Let's solve the problems step by step. ### Part 1: Sequence Analysis #### a. Write down the next two terms. The given sequence is: 1. \( 10 \sin x \) 2. \( \sin 2x \) 3. \( 2 \cos x \sin 2x \) To find the next two terms, we need to identify a pattern. 1. The first term is \( 10 \sin x \). 2. The second term is \( \sin 2x \), which can be expressed using the double angle formula: \( \sin 2x = 2 \sin x \cos x \). 3. The third term is \( 2 \cos x \sin 2x = 2 \cos x (2 \sin x \cos x) = 4 \sin x \cos^2 x \).
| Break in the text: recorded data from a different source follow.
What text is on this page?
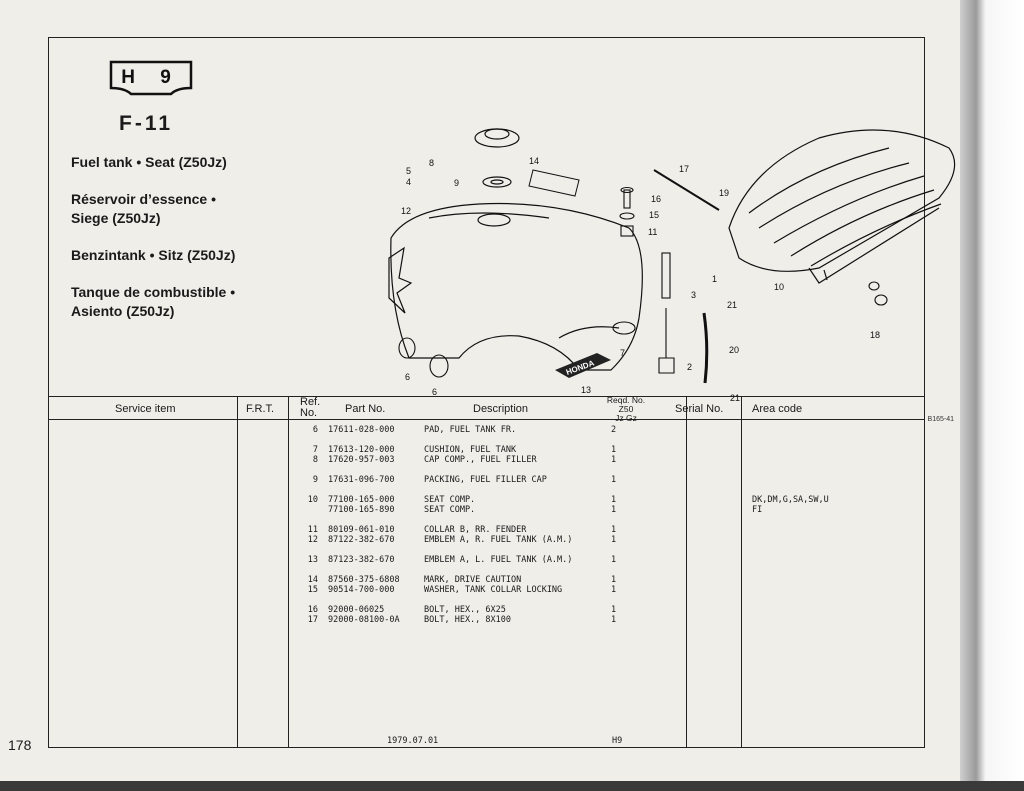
H 9
F-11
Fuel tank • Seat (Z50Jz)
Réservoir d’essence •
Siege (Z50Jz)
Benzintank • Sitz (Z50Jz)
Tanque de combustible •
Asiento (Z50Jz)
HONDA
8	14
4
17
9
16
15
19
11
12
1
3
21
10
18
7	20
2
6
6	13
21
5
B165-41
Service item	F.R.T.
Ref.
No.	Part No.	Description
Reqd. No.
Z50
Jz Gz
Serial No.	Area code
6 17611-028-000	PAD, FUEL TANK FR.	2
7 17613-120-000	CUSHION, FUEL TANK	1
8 17620-957-003	CAP COMP., FUEL FILLER	1
9 17631-096-700	PACKING, FUEL FILLER CAP	1
10 77100-165-000	SEAT COMP.	1	DK,DM,G,SA,SW,U
77100-165-890	SEAT COMP.	1	FI
11 80109-061-010	COLLAR B, RR. FENDER	1
12 87122-382-670	EMBLEM A, R. FUEL TANK (A.M.)	1
13 87123-382-670	EMBLEM A, L. FUEL TANK (A.M.)	1
14 87560-375-6808	MARK, DRIVE CAUTION	1
15 90514-700-000	WASHER, TANK COLLAR LOCKING	1
16 92000-06025	BOLT, HEX., 6X25	1
17 92000-08100-0A	BOLT, HEX., 8X100	1
1979.07.01	H9
178
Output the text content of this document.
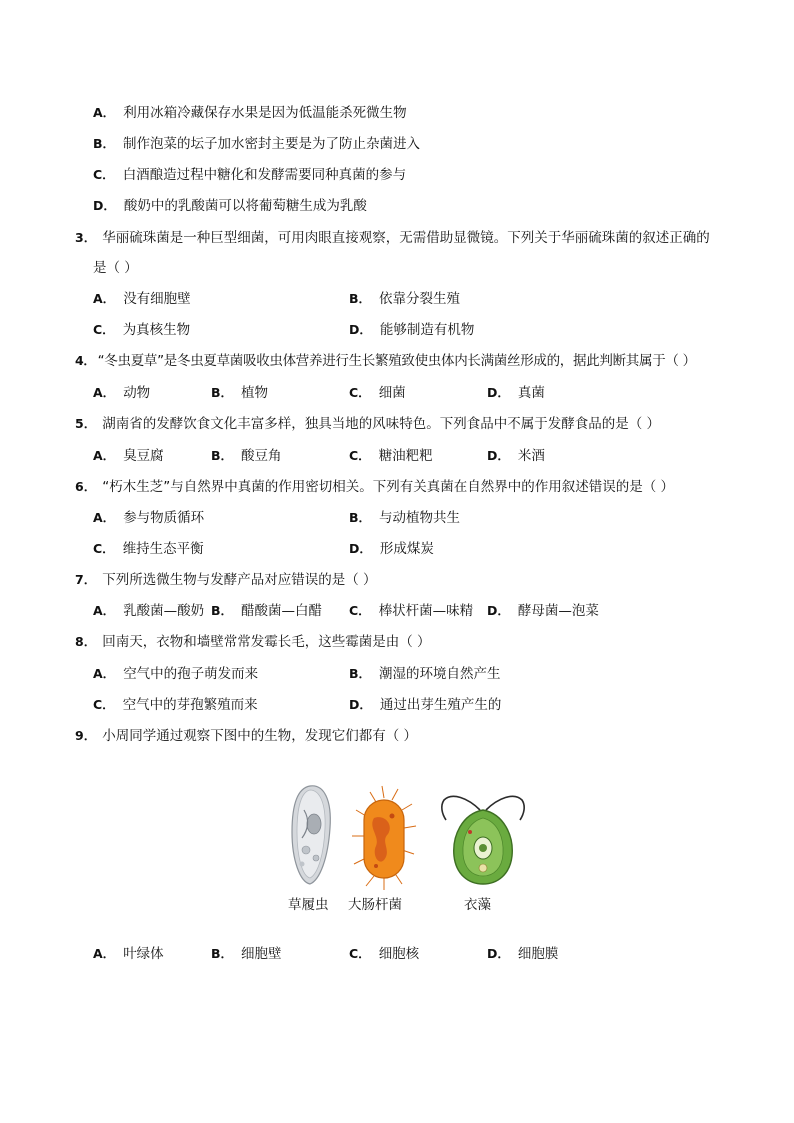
A． 利用冰箱冷藏保存水果是因为低温能杀死微生物
B． 制作泡菜的坛子加水密封主要是为了防止杂菌进入
C． 白酒酿造过程中糖化和发酵需要同种真菌的参与
D． 酸奶中的乳酸菌可以将葡萄糖生成为乳酸
3． 华丽硫珠菌是一种巨型细菌，可用肉眼直接观察，无需借助显微镜。下列关于华丽硫珠菌的叙述正确的
是（ ）
A． 没有细胞壁	B． 依靠分裂生殖
C． 为真核生物	D． 能够制造有机物
4． “冬虫夏草”是冬虫夏草菌吸收虫体营养进行生长繁殖致使虫体内长满菌丝形成的，据此判断其属于（ ）
A． 动物	B． 植物	C． 细菌	D． 真菌
5． 湖南省的发酵饮食文化丰富多样，独具当地的风味特色。下列食品中不属于发酵食品的是（ ）
A． 臭豆腐	B． 酸豆角	C． 糖油粑粑	D． 米酒
6． “朽木生芝”与自然界中真菌的作用密切相关。下列有关真菌在自然界中的作用叙述错误的是（ ）
A． 参与物质循环	B． 与动植物共生
C． 维持生态平衡	D． 形成煤炭
7． 下列所选微生物与发酵产品对应错误的是（ ）
A． 乳酸菌—酸奶 B． 醋酸菌—白醋 C． 棒状杆菌—味精 D． 酵母菌—泡菜
8． 回南天，衣物和墙壁常常发霉长毛，这些霉菌是由（ ）
A． 空气中的孢子萌发而来	B． 潮湿的环境自然产生
C． 空气中的芽孢繁殖而来	D． 通过出芽生殖产生的
9． 小周同学通过观察下图中的生物，发现它们都有（ ）
草履虫 大肠杆菌	衣藻
A． 叶绿体	B． 细胞壁	C． 细胞核	D． 细胞膜
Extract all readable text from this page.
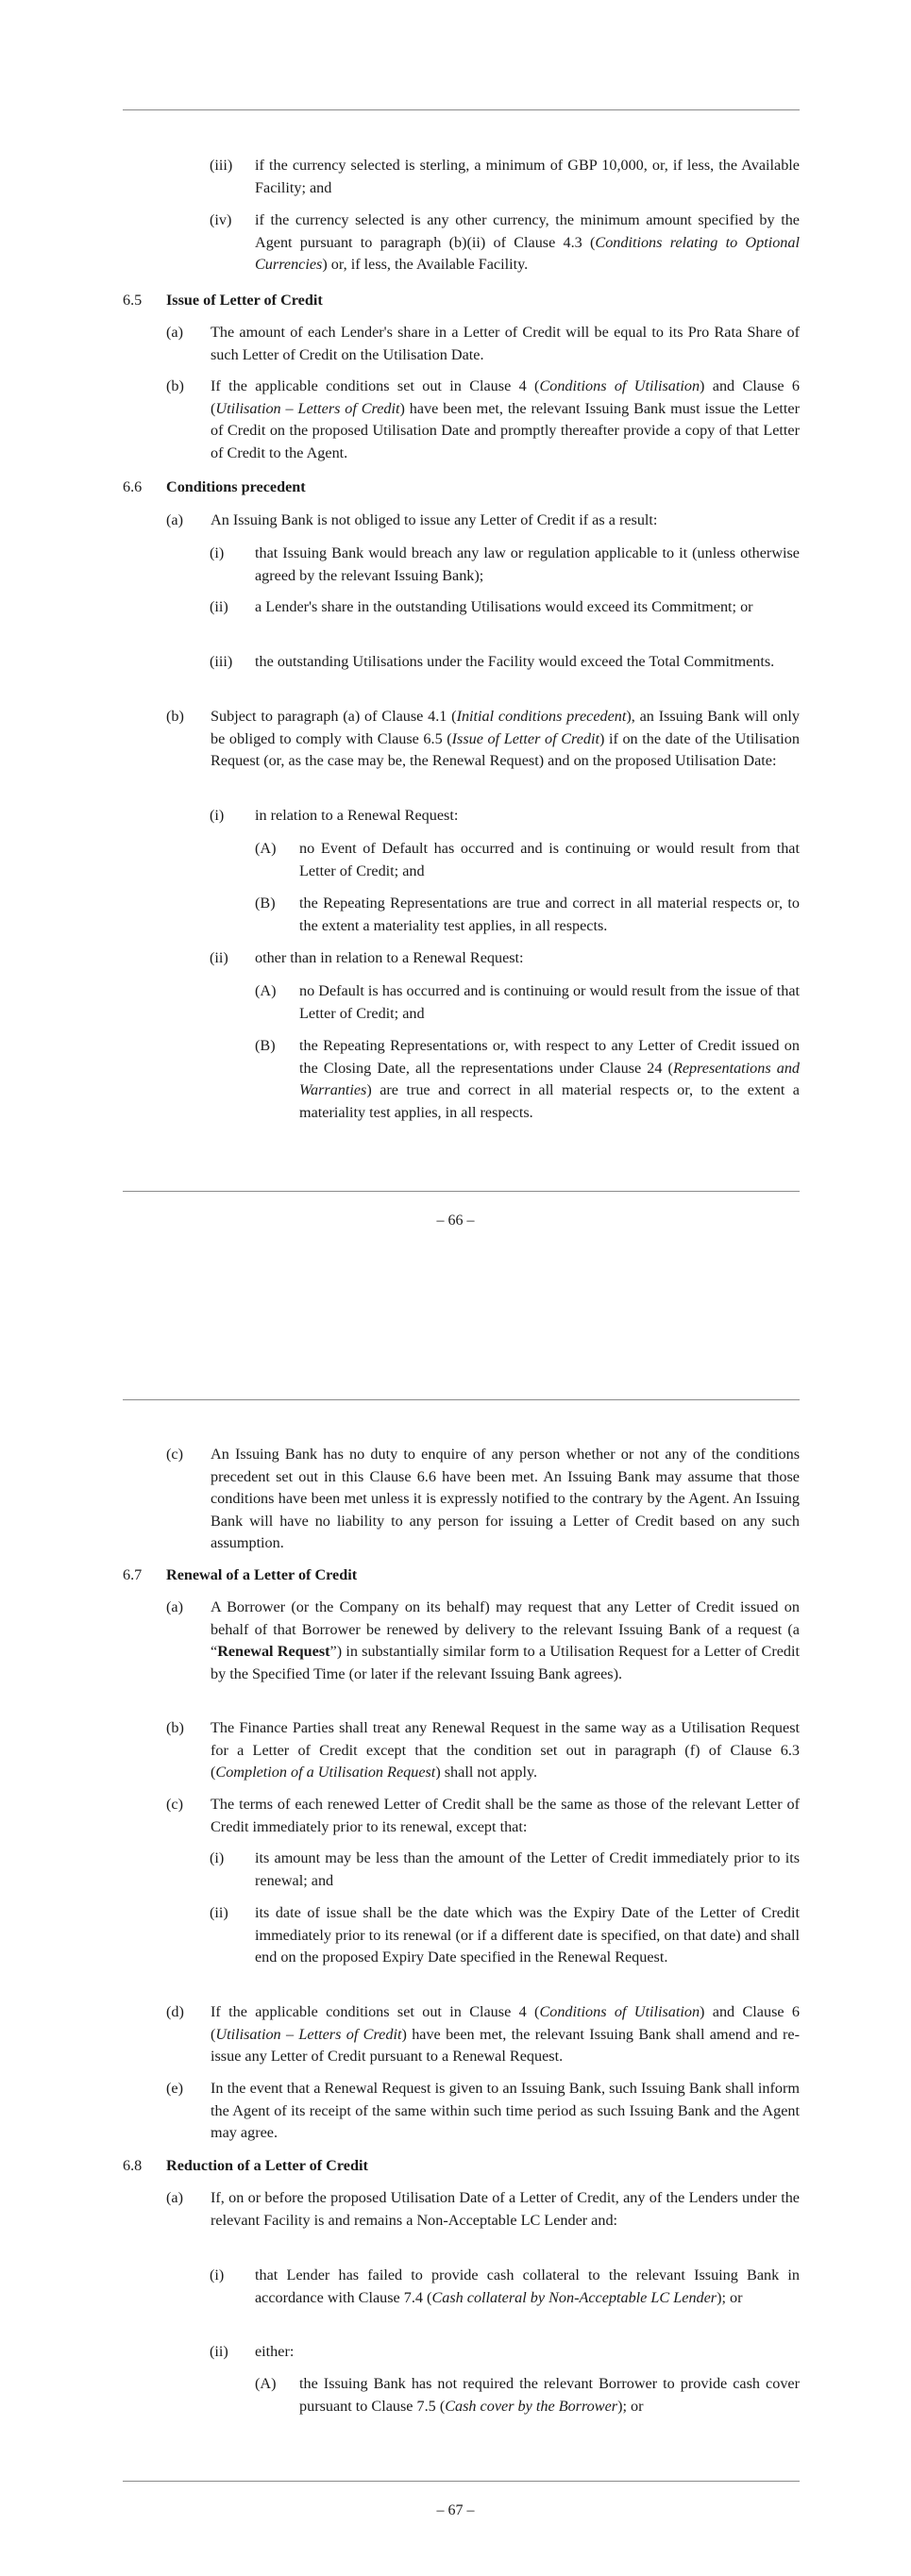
(iii) if the currency selected is sterling, a minimum of GBP 10,000, or, if less, the Available Facility; and

(iv) if the currency selected is any other currency, the minimum amount specified by the Agent pursuant to paragraph (b)(ii) of Clause 4.3 (Conditions relating to Optional Currencies) or, if less, the Available Facility.

6.5 Issue of Letter of Credit

(a) The amount of each Lender's share in a Letter of Credit will be equal to its Pro Rata Share of such Letter of Credit on the Utilisation Date.

(b) If the applicable conditions set out in Clause 4 (Conditions of Utilisation) and Clause 6 (Utilisation – Letters of Credit) have been met, the relevant Issuing Bank must issue the Letter of Credit on the proposed Utilisation Date and promptly thereafter provide a copy of that Letter of Credit to the Agent.

6.6 Conditions precedent

(a) An Issuing Bank is not obliged to issue any Letter of Credit if as a result:

(i) that Issuing Bank would breach any law or regulation applicable to it (unless otherwise agreed by the relevant Issuing Bank);

(ii) a Lender's share in the outstanding Utilisations would exceed its Commitment; or

(iii) the outstanding Utilisations under the Facility would exceed the Total Commitments.

(b) Subject to paragraph (a) of Clause 4.1 (Initial conditions precedent), an Issuing Bank will only be obliged to comply with Clause 6.5 (Issue of Letter of Credit) if on the date of the Utilisation Request (or, as the case may be, the Renewal Request) and on the proposed Utilisation Date:

(i) in relation to a Renewal Request:

(A) no Event of Default has occurred and is continuing or would result from that Letter of Credit; and

(B) the Repeating Representations are true and correct in all material respects or, to the extent a materiality test applies, in all respects.

(ii) other than in relation to a Renewal Request:

(A) no Default is has occurred and is continuing or would result from the issue of that Letter of Credit; and

(B) the Repeating Representations or, with respect to any Letter of Credit issued on the Closing Date, all the representations under Clause 24 (Representations and Warranties) are true and correct in all material respects or, to the extent a materiality test applies, in all respects.

– 66 –
(c) An Issuing Bank has no duty to enquire of any person whether or not any of the conditions precedent set out in this Clause 6.6 have been met. An Issuing Bank may assume that those conditions have been met unless it is expressly notified to the contrary by the Agent. An Issuing Bank will have no liability to any person for issuing a Letter of Credit based on any such assumption.

6.7 Renewal of a Letter of Credit

(a) A Borrower (or the Company on its behalf) may request that any Letter of Credit issued on behalf of that Borrower be renewed by delivery to the relevant Issuing Bank of a request (a “Renewal Request”) in substantially similar form to a Utilisation Request for a Letter of Credit by the Specified Time (or later if the relevant Issuing Bank agrees).

(b) The Finance Parties shall treat any Renewal Request in the same way as a Utilisation Request for a Letter of Credit except that the condition set out in paragraph (f) of Clause 6.3 (Completion of a Utilisation Request) shall not apply.

(c) The terms of each renewed Letter of Credit shall be the same as those of the relevant Letter of Credit immediately prior to its renewal, except that:

(i) its amount may be less than the amount of the Letter of Credit immediately prior to its renewal; and

(ii) its date of issue shall be the date which was the Expiry Date of the Letter of Credit immediately prior to its renewal (or if a different date is specified, on that date) and shall end on the proposed Expiry Date specified in the Renewal Request.

(d) If the applicable conditions set out in Clause 4 (Conditions of Utilisation) and Clause 6 (Utilisation – Letters of Credit) have been met, the relevant Issuing Bank shall amend and re-issue any Letter of Credit pursuant to a Renewal Request.

(e) In the event that a Renewal Request is given to an Issuing Bank, such Issuing Bank shall inform the Agent of its receipt of the same within such time period as such Issuing Bank and the Agent may agree.

6.8 Reduction of a Letter of Credit

(a) If, on or before the proposed Utilisation Date of a Letter of Credit, any of the Lenders under the relevant Facility is and remains a Non-Acceptable LC Lender and:

(i) that Lender has failed to provide cash collateral to the relevant Issuing Bank in accordance with Clause 7.4 (Cash collateral by Non-Acceptable LC Lender); or

(ii) either:

(A) the Issuing Bank has not required the relevant Borrower to provide cash cover pursuant to Clause 7.5 (Cash cover by the Borrower); or

– 67 –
Continuing this pattern, we can derive the next terms: - The fourth term can be derived from the third term by applying the double angle formula again: \[ 2 \cos x \sin 2x = 4 \sin x \cos^2 x \] The fourth term would be \( 4 \sin x \cos^2 x \). - The fifth term can be derived similarly: \[ 2 \cos x (4 \sin x \cos^2 x) = 8 \sin x \cos^3 x \] Thus, the next two terms are: 1. \( 4 \sin x \cos^2 x \) 2. \( 8 \sin x \cos^3 x \) #### b. Find the \( n \)th term of the sequence. From the pattern observed, we can express the \( n \)th term as: \[ T_n = 2^{n-1} \sin x \cos^{n-1} x \] #### c. Determine the value of the fifth term in terms of \( \sin x \). Using the formula for the \( n \)th term: \[ T_5 = 2^{5-1} \sin x \cos^{5-1} x = 16 \sin x \cos^4 x \] ### Part 2: Geometric Sequence Analysis #### a. Determine the value(s) of \( x \) in the geometric sequence \( 2: x : 32 : \ldots \). In a geometric sequence, the ratio between consecutive terms is constant. Let the common ratio be \( r \). From the first two terms: \[ \frac{x}{2} = r \implies x = 2r \] From the second and third terms: \[ \frac{32}{x} = r \implies x = \frac{32}{r} \] Now we have two expressions for \( x \): 1. \( x = 2r \) 2. \( x = \frac{32}{r} \) Setting these equal to each other: \[ 2r = \frac{32}{r} \] Multiplying both sides by \( r \) (assuming \( r \neq 0 \)): \[ 2r^2 = 32 \implies r^2 = 16 \implies r = 4 \text{ or } r = -4 \] Now substituting back to find \( x \): 1. If \( r = 4 \): \[ x = 2 \cdot 4 = 8 \] 2. If \( r = -4 \): \[ x = 2 \cdot (-4) = -8 \] Thus, the values of \( x \) are \( 8 \) and \( -8 \). ### Summary of Answers: 1. Next two terms: \( 4 \sin x \cos^2 x \) and \( 8 \sin x \cos^3 x \) 2. \( n \)th term: \( T_n = 2^{n-1} \sin x \cos^{n-1} x \) 3. Fifth term: \( 16 \sin x \cos^4 x \) 4. Values of \( x \): \( 8 \) and \( -8 \) in the geometric sequence.